Num certo bar do Leblon

- Então, vamos de chope? ... Dois? Tudo bem... Tira-gosto? Escolhe aí...

- Garçom, dois chopes, por favor, e umas isquinhas de peixe, com molho de mostarda! Pode ser? Obrigado.

...

Sabe filha, quanto mais esse tal de tempo me permite continuar por aqui, mais eu curto essa coisa mágica, instável, imprevisível, dinâmica e sem referências chamada vida. E, quer saber? Aquela história da “semeadura é livre, mas a colheita é obrigatória” é a mais pura verdade. Ou, como dizia Caminha: Em se plantando tudo dá.

Você deu! Você se revelou uma excelente colheita.
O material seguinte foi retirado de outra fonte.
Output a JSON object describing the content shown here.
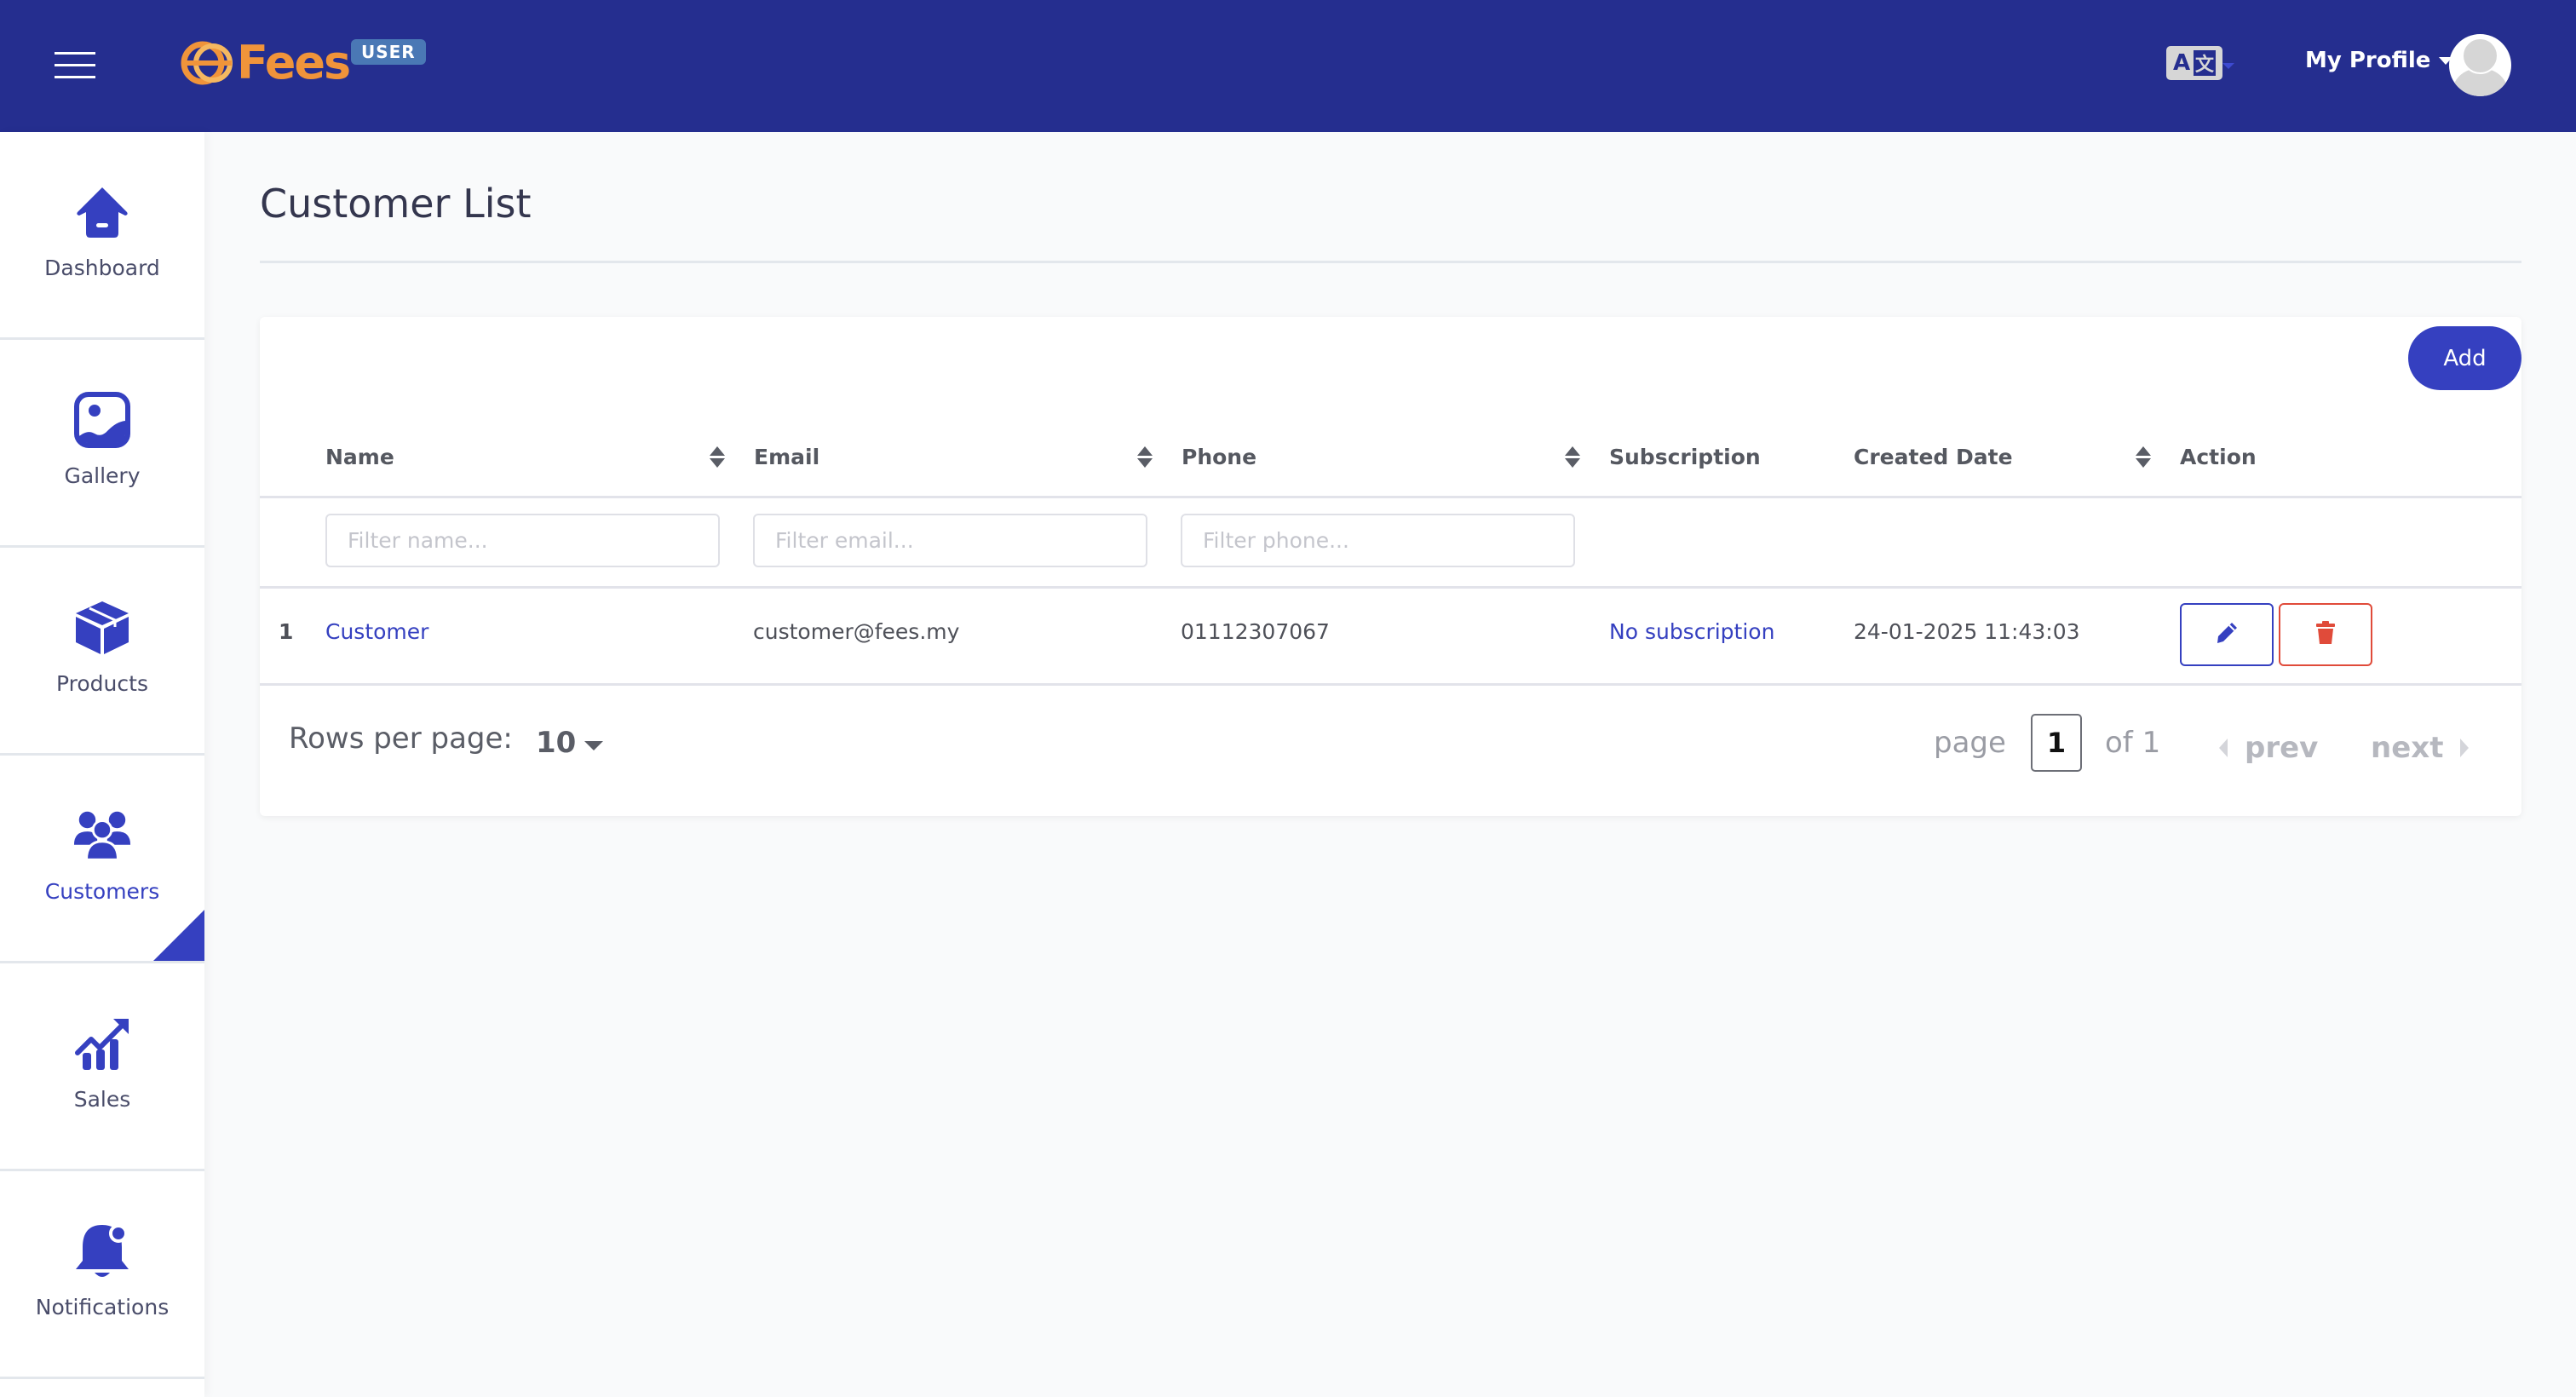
{
  "header": {
    "brand": "Fees",
    "role_badge": "USER",
    "language_icon": {
      "latin": "A",
      "cjk": "文"
    },
    "profile_label": "My Profile"
  },
  "sidebar": {
    "items": [
      {
        "label": "Dashboard",
        "icon": "home-icon",
        "active": false
      },
      {
        "label": "Gallery",
        "icon": "image-icon",
        "active": false
      },
      {
        "label": "Products",
        "icon": "box-icon",
        "active": false
      },
      {
        "label": "Customers",
        "icon": "users-icon",
        "active": true
      },
      {
        "label": "Sales",
        "icon": "chart-growth-icon",
        "active": false
      },
      {
        "label": "Notifications",
        "icon": "bell-icon",
        "active": false
      }
    ]
  },
  "page": {
    "title": "Customer List",
    "add_label": "Add"
  },
  "table": {
    "columns": [
      {
        "label": "Name",
        "sortable": true
      },
      {
        "label": "Email",
        "sortable": true
      },
      {
        "label": "Phone",
        "sortable": true
      },
      {
        "label": "Subscription",
        "sortable": false
      },
      {
        "label": "Created Date",
        "sortable": true
      },
      {
        "label": "Action",
        "sortable": false
      }
    ],
    "filters": {
      "name_placeholder": "Filter name...",
      "email_placeholder": "Filter email...",
      "phone_placeholder": "Filter phone..."
    },
    "rows": [
      {
        "index": "1",
        "name": "Customer",
        "email": "customer@fees.my",
        "phone": "01112307067",
        "subscription": "No subscription",
        "created_date": "24-01-2025 11:43:03"
      }
    ]
  },
  "pagination": {
    "rows_per_page_label": "Rows per page:",
    "rows_per_page": "10",
    "page_label": "page",
    "current_page": "1",
    "of_label": "of 1",
    "prev_label": "prev",
    "next_label": "next"
  },
  "colors": {
    "header_bg": "#252e8f",
    "accent": "#3540c0",
    "danger": "#e04b3a",
    "brand_orange": "#f0943a",
    "badge": "#4a78b5"
  }
}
Muita gente pensa que a velhice amolece as pessoas, mas não é verdade! A velhice nos dá a chance de deixar as fichas caírem, isso sim. Toda aquela arrogância, aquela fortaleza burra que ostentamos nas idades anteriores vão por terra e a gente, simplesmente, aprende a dizer “eu te amo”, sabendo o que está falando. Nesse sentido, ficar mais velho é um grande barato!

Hoje, quando chamo você de “minha filha” não estou empregando um adjetivo (possessivo?) e um substantivo, mas dois adjetivos. É gratificante ver essa mulher que floresceu em você. Adoro isso! rsss E, então, todo um carinho emerge de mim e lhe envolve, como um abraço único e eterno. Reconhecido, agradecido e cúmplice.

...

Você fala do “lugar da gente”... Esses lugares podem estar onde menos esperamos. Por vezes, em pontos tão distantes da nossa realidade imediata que nem nos damos conta.
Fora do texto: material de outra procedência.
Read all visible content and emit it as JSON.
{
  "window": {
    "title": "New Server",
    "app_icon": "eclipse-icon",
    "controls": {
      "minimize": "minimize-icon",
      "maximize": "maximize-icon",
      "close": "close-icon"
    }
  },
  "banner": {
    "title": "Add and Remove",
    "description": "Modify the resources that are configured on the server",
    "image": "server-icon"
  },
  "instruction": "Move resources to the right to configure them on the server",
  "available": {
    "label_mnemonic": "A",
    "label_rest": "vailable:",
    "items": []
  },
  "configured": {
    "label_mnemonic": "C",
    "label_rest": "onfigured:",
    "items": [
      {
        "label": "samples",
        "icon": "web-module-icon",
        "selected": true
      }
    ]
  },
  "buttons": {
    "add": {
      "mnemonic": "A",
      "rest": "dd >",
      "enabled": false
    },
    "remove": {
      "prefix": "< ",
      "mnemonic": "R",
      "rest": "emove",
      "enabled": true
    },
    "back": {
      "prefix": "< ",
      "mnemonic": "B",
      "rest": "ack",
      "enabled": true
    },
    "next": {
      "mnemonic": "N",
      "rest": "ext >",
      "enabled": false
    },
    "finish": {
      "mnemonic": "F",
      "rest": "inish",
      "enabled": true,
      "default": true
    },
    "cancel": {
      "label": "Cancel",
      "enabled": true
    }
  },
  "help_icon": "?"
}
Você bem sabe o quanto gosto do meu Rio: meus filhos, meus pais e irmãos, minha história, minhas vitórias e derrotas... o Vasco, a Mangueira, as praias, o chope, a irresponsável superficialidade carioca, a irreverência que se transformou numa espécie de marca registrada desse seu pai... Mas, e daí? Não sou do Rio, sou do mundo. Sou um homem livre, consciente de meus limites, direitos e deveres. E, de quebra, falo um monte de idiomas, então, porque não Paris ou Madagascar? Ou Roma ou, simplesmente Blumenau?

Sabe, filhota, o sempre e o nunca não existem. São invenções do homem. E, para desespero dos pragmáticos, dos apologistas do caos e dos chatos de plantão o talvez é o mais sábio dos roteiros para a vida.

Assim, não tenha pressa, busque o seu lugar de coração aberto, deixe sua alma escolher. Mas, esteja atenta: um rio não passa duas vezes sob a mesma ponte. 

- Esse chope tá ótimo, né? Mais um?

- Garçom, mais dois chopes, por favor! Ah! E um Steinhagen... nacional!

...

Você me falando da sua empresa e eu do meu novo livro... rsss Mas, quer saber? Passam pela mesma linha de pensamento. É o nosso lado cidadão falando...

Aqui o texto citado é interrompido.